Donaldson and Emmons required a bit more work than I expected.  The ridgeline proved rugged. I thought it was roughly in line with the Dix Range (though nothing compared to the Great Range). And at a couple points, the trail dipped unnecessarily far off the true ridgeline.  Interesting fact: Emmons was the final peak the original three 46ers summited.

The Seward Range, seen from Seymour.
The Seward Range, seen from Seymour.

I bumped into a friendly young couple I had met the previous night at the lean-to, who mentioned they would be descending via a separate trail, known as the Calkins Brook herd path.  This route can turn the Sewards into something resembling more of a loop than a forked out-and-back. But for an overnight based at Ward Brook, it would add a decent number of miles to the day.  I told the couple I would try my best to get the fire at the lean-to in order for their later arrivad. They dropped down along Calkins Brook while I made my way back over Seward.

Shrooms on a log.

A cozy night at camp

I descended the ridge and found myself back in camp by early afternoon.  I killed some time walking east, along the old roadway. It led up a gentle slope and towards “Duck Hole.” Less than a mile from Ward Brook I found a pair of lean-tos with hitching posts for horses.  These lean-tos were entirely uninhabited. Even on this busy holiday weekend! I was tempted to keep going towards Duck Hole, but the day was growing late.
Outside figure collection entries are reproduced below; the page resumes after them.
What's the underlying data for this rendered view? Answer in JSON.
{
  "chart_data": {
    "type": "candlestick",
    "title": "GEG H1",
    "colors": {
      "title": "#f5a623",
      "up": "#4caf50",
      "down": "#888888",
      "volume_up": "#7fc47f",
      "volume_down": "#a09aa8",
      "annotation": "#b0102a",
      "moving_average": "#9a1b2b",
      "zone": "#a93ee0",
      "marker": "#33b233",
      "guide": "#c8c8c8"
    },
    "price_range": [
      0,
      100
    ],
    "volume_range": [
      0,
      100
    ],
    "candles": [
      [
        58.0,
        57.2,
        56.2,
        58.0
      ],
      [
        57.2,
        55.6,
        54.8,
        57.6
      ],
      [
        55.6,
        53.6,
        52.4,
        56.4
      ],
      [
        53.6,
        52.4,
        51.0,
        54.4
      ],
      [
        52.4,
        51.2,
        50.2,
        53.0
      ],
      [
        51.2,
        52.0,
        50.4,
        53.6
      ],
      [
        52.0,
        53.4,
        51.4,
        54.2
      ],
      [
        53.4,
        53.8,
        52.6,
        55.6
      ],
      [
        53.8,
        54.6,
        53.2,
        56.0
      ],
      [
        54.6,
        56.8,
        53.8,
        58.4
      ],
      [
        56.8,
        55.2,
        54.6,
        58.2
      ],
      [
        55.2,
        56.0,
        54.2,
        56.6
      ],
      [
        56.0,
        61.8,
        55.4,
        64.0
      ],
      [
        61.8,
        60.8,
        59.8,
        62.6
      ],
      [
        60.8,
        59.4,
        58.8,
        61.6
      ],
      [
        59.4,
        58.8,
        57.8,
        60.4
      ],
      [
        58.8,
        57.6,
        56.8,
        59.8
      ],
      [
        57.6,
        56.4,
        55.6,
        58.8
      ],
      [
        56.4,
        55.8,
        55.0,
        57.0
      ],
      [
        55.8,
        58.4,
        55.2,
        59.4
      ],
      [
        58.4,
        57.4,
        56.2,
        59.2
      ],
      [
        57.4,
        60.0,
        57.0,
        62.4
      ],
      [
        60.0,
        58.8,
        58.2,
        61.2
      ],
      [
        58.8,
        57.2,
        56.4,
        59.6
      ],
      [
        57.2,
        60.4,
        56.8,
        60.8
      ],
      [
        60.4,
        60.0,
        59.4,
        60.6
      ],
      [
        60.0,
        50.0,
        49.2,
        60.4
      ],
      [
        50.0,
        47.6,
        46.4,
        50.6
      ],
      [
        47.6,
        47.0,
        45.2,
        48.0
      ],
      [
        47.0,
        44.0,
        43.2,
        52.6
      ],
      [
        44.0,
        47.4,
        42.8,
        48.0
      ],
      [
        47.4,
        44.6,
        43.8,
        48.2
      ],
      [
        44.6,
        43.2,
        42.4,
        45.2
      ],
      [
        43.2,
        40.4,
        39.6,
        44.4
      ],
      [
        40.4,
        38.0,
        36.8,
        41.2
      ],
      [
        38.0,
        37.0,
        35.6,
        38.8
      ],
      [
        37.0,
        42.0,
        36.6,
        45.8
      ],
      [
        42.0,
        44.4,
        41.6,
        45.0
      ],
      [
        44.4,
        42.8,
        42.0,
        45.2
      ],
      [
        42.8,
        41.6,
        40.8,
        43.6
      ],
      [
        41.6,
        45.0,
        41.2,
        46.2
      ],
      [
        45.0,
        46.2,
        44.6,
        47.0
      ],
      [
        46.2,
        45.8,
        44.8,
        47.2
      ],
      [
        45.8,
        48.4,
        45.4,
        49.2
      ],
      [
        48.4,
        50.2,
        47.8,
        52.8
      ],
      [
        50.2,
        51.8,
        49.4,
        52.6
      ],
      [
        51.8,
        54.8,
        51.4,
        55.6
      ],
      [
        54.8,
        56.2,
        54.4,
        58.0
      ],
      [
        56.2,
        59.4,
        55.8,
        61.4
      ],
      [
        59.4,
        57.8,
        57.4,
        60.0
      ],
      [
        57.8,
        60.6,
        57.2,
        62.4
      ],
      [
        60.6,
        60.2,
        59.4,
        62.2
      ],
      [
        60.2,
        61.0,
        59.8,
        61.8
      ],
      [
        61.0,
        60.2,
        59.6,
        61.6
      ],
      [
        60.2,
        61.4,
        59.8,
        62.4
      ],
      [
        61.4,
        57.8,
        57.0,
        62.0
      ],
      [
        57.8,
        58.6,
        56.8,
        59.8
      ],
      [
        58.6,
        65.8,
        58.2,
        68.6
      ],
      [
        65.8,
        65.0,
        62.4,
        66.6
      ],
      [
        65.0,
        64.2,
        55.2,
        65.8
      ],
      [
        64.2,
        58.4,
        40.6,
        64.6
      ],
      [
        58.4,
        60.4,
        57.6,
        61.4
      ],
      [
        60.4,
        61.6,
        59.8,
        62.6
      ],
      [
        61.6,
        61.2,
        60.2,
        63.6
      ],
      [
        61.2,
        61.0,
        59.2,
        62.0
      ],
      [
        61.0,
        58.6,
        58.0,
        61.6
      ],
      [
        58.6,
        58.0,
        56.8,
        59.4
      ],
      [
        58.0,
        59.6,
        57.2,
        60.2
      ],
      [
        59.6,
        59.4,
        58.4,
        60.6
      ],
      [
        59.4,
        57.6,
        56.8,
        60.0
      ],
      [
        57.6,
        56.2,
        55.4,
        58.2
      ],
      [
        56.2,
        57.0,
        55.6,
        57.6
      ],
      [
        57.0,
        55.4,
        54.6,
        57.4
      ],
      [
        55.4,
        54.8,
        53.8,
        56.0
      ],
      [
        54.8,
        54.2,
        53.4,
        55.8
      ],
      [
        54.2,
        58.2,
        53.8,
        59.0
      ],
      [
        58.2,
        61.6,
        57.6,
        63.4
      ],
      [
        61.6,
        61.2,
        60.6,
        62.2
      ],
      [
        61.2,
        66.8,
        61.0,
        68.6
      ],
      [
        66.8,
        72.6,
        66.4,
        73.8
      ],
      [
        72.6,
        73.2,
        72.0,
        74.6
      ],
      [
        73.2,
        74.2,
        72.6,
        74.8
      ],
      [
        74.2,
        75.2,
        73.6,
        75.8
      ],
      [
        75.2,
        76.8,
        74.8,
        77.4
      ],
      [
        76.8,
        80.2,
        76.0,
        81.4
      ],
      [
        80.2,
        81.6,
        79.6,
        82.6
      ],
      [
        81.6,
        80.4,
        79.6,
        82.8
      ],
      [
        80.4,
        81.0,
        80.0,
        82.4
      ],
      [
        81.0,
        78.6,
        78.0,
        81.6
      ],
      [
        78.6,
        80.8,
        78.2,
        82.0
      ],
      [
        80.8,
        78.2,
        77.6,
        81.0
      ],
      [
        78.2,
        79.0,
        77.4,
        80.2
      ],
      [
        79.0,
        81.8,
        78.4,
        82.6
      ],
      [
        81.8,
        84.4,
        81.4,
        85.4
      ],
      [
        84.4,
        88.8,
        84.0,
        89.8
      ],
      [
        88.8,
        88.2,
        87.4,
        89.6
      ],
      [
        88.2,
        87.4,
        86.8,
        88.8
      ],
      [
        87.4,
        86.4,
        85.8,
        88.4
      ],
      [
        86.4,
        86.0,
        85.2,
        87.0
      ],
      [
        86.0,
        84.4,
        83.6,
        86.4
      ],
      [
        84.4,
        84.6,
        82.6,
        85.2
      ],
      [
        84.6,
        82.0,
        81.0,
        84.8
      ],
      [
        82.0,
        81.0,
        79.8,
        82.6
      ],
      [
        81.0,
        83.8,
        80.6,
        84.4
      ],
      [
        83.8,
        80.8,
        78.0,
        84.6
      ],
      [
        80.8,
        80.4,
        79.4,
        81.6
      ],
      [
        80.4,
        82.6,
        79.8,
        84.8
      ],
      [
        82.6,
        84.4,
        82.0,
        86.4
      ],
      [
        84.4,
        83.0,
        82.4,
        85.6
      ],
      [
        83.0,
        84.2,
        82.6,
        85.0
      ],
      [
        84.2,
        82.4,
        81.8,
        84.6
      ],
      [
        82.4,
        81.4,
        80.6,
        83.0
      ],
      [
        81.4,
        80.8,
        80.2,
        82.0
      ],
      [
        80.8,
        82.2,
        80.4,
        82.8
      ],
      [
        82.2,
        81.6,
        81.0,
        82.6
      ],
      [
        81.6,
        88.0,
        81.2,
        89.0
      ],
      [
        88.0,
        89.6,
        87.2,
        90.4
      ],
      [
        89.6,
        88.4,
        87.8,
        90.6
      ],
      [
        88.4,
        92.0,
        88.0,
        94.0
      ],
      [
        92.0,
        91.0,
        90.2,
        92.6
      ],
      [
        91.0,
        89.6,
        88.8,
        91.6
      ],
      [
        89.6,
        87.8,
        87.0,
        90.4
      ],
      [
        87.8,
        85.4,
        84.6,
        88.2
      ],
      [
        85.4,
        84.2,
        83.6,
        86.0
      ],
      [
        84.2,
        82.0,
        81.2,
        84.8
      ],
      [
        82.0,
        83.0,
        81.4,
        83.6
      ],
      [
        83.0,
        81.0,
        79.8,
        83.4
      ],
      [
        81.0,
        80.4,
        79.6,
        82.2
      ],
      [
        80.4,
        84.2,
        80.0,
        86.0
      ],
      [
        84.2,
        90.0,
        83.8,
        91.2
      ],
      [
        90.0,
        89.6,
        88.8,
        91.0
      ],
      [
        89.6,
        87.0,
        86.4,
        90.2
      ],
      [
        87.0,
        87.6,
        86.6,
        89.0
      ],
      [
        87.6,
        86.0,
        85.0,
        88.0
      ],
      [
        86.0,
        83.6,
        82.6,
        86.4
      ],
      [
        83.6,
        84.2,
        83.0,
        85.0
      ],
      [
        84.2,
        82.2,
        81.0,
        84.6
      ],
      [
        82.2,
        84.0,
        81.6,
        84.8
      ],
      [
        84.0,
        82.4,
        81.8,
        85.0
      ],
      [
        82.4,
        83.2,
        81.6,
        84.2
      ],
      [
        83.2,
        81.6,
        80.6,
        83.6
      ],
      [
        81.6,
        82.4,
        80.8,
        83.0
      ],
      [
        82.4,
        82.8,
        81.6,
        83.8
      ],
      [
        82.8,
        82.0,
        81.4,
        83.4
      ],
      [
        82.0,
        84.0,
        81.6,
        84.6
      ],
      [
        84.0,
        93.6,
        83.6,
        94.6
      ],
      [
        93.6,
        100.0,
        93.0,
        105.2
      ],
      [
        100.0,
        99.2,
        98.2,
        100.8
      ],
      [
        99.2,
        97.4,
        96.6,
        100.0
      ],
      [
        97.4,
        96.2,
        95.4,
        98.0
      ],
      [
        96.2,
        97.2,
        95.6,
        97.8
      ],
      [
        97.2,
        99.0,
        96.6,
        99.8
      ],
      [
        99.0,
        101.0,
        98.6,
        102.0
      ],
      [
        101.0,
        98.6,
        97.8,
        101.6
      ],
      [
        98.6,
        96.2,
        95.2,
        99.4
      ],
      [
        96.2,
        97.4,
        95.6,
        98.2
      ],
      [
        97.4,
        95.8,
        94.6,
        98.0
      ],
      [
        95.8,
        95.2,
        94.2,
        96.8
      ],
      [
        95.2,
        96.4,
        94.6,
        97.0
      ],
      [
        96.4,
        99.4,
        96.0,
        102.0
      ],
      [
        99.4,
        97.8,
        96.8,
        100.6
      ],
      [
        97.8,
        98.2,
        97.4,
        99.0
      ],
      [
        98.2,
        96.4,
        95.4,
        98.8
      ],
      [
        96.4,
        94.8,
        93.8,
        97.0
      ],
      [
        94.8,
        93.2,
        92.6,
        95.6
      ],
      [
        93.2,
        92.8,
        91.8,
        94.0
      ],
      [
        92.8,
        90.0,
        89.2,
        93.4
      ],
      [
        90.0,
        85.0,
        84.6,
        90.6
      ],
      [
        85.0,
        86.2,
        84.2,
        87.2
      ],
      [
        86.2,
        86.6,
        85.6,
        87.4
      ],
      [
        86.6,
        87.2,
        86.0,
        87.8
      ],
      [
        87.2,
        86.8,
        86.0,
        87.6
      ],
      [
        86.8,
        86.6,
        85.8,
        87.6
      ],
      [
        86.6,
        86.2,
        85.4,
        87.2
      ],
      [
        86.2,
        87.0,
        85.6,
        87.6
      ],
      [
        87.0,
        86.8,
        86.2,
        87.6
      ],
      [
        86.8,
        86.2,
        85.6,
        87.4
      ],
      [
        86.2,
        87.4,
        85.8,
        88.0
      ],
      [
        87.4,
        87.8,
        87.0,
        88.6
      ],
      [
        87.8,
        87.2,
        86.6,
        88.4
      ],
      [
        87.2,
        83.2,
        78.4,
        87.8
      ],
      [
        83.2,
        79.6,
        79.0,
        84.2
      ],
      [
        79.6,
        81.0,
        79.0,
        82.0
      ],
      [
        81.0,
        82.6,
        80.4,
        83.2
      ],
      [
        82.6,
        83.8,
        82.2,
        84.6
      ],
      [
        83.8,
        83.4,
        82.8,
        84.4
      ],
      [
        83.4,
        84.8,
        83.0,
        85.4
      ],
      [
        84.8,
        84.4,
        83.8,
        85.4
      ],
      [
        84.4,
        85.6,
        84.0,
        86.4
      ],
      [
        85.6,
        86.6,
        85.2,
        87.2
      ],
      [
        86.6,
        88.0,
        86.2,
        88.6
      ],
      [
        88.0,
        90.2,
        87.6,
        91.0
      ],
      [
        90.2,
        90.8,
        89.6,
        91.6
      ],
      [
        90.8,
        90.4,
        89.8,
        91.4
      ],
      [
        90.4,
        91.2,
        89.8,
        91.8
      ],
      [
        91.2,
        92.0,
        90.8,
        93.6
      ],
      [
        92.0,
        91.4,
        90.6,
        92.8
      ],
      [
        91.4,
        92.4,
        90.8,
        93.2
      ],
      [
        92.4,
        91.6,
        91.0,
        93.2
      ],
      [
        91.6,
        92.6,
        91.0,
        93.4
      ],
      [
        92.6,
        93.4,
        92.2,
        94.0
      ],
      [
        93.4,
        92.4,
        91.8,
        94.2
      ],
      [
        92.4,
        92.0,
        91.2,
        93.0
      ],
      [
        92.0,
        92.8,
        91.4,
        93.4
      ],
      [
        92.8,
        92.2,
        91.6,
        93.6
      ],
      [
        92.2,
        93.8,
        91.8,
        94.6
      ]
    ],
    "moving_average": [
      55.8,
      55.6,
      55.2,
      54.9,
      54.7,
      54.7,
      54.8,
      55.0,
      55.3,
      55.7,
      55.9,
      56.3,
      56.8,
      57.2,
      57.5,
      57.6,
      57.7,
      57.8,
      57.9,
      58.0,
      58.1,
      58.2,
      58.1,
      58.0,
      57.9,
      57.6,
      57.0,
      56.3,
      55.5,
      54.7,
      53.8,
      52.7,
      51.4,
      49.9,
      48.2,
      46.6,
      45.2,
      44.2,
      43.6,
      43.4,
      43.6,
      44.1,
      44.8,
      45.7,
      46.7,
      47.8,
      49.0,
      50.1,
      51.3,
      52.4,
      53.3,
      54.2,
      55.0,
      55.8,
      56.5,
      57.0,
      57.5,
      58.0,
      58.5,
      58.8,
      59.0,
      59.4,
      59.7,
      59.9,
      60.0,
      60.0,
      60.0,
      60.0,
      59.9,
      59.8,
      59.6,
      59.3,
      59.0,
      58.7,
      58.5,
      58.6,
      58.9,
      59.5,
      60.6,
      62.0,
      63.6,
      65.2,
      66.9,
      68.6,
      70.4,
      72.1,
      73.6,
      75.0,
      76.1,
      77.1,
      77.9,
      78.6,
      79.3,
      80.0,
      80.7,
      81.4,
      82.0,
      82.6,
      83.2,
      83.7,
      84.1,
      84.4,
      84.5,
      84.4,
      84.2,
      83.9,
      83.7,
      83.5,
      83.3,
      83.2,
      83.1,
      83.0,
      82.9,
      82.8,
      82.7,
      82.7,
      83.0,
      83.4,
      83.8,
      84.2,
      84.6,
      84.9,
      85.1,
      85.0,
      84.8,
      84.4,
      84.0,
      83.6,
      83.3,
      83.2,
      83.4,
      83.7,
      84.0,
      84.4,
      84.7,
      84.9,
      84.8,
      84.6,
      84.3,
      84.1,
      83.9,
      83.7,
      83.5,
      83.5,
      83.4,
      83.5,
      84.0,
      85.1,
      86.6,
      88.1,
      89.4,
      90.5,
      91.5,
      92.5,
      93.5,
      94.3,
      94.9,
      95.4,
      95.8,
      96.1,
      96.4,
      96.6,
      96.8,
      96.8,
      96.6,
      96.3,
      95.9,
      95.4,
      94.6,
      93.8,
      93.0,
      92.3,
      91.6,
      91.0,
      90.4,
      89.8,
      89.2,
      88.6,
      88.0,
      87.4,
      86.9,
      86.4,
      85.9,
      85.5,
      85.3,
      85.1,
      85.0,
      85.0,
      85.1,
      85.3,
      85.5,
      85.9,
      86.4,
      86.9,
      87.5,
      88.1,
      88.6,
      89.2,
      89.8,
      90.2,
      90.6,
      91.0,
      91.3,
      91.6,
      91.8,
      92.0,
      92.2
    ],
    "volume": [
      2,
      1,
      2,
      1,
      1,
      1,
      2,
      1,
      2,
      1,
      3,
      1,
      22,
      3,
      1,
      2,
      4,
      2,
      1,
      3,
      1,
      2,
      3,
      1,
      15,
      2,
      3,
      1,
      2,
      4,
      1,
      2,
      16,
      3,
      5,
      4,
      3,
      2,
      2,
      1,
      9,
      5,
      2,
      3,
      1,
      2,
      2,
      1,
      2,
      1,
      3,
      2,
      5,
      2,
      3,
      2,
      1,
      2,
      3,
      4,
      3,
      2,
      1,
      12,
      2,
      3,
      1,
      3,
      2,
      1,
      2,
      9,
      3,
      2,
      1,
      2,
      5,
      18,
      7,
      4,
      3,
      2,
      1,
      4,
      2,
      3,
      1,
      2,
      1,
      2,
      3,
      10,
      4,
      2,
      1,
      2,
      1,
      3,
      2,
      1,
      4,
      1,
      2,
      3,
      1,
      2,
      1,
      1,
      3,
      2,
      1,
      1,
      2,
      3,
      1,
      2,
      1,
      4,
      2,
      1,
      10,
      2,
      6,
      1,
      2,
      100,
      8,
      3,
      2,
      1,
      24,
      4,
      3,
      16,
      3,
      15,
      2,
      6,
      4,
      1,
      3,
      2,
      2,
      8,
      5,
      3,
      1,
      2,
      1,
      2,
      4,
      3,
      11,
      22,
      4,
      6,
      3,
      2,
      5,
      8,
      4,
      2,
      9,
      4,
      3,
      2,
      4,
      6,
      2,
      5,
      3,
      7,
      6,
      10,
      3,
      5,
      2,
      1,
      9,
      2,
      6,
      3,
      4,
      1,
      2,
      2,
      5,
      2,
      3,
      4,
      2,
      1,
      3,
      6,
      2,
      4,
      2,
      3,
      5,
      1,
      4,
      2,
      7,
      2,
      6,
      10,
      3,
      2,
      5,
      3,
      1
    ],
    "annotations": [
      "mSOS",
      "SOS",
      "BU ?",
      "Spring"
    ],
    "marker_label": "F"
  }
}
The unimproved roadway through the valley north of the Sewards makes for quick, easy travel.
The unimproved roadway through the valley north of the Sewards makes for quick, easy travel.

Back at camp some fellow campers and I gathered firewood. We got a good blaze going by the lean-to.  This having been the “Western High Peaks”, fires were allowed. Soon, this area would be part of the “Outer High Peaks” along with the Boreas Pond Tract and the former Dix Mountain Wilderness.  I’m not entirely sure what the new regulations entail. But my hunch is fires will remain OK. That said bear canisters (currently recommended but voluntary outside the Central High Peaks) will become required.

Much later that night, the friendly couple came back to a roaring fire, as promised.  And a bunch of us campers stayed up for a good time. We dried our boots and clothing and relaxed by the fire.  A campfire is pretty awesome.  This turns out to be a big perk of camping beyond the heavily-used Central High Peaks.

A roaring fire dries our boots after a day of hiking in the Sewards.
A roaring fire dries our boots after a day of hiking in the Sewards.

The next morning I had another warm breakfast.  Then I packed up camp, made my pack, and hiked out along the trail to Corey’s Road.  The Sewards turned out to be another successful high peaks adventure!